Imagination has always been linked to our literature. The mythologies of our past societies are built upon sheer imagination. Swift-footed Achilles did not storm the physical beaches of Troy as Homer describes him, but he and his rage have burned throughout the millennia despite the "unreality" of the characters. The Muses who sang to Homer continue their inspiration, brooding over those whose imagination give them berth (and, in a sense, birth). Macbeth is slain because his imagination over-leaps reality, executing sovereign and future alike in his lust. Hamlet's greatness is expressed by himself: "I could be bounded in a nut shell and count myself a king of infinite space, were it not that I have bad dreams" (Hamlet II.ii), where the imagination of the night circumscribes the majesty of the soul. Though Harry's place in the future is rightly disputable--for though his themes are transcendent, he himself is permanently caught in the (Hor)crux between the twentieth and the twenty-first centuries; whether or not he endures additional generations remains to be seen--yet his influence on the present is undeniable. He does create magic because he creates it in the only place that can truly matter: Inside our minds.



This brings us back to the scars we bear. The complexities and continuities (and their errors) of the series lay before us, ready for additional understandings and interpretations.
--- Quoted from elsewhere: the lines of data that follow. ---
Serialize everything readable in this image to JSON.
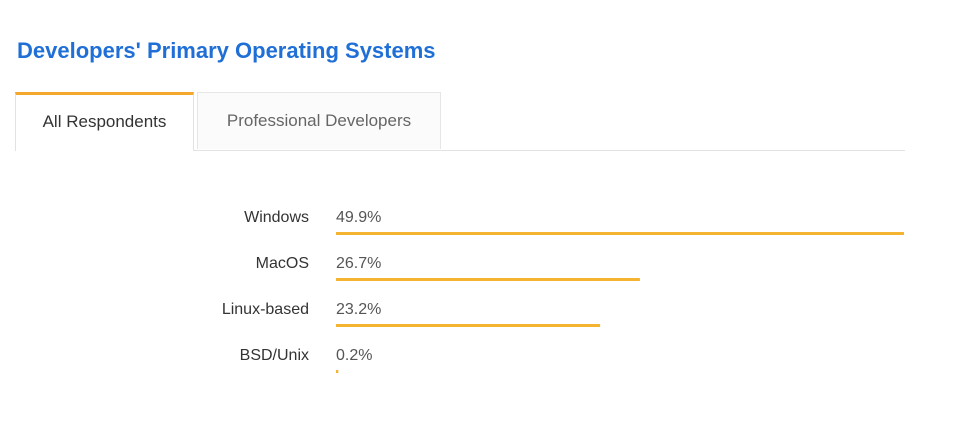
{
  "title": "Developers' Primary Operating Systems",
  "tabs": [
    {
      "label": "All Respondents",
      "active": true
    },
    {
      "label": "Professional Developers",
      "active": false
    }
  ],
  "colors": {
    "title": "#1f6fd6",
    "bar": "#f4b331",
    "tab_accent": "#f4a72a"
  },
  "chart_data": {
    "type": "bar",
    "orientation": "horizontal",
    "categories": [
      "Windows",
      "MacOS",
      "Linux-based",
      "BSD/Unix"
    ],
    "values": [
      49.9,
      26.7,
      23.2,
      0.2
    ],
    "value_labels": [
      "49.9%",
      "26.7%",
      "23.2%",
      "0.2%"
    ],
    "unit": "%",
    "xlim": [
      0,
      49.9
    ],
    "grid": false,
    "legend": "none"
  }
}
Much exists about Harry, so much more than can be fully apprehended. But each who participates in this odyssey of our generation and allows the internal magic of literature to have an effect will see that the lightning-shaped cicatrice marks one not as a mindless follower of the whimsy of a children's authoress, but instead that "...There is much music, excellent voice, in this little organ; yet cannot you make it speak" (Hamlet III.ii). We cannot make Harry speak; the most we can do is listen.

Comments

Dustin said…
Thou dost almost persuade me to read the book(s). Almost.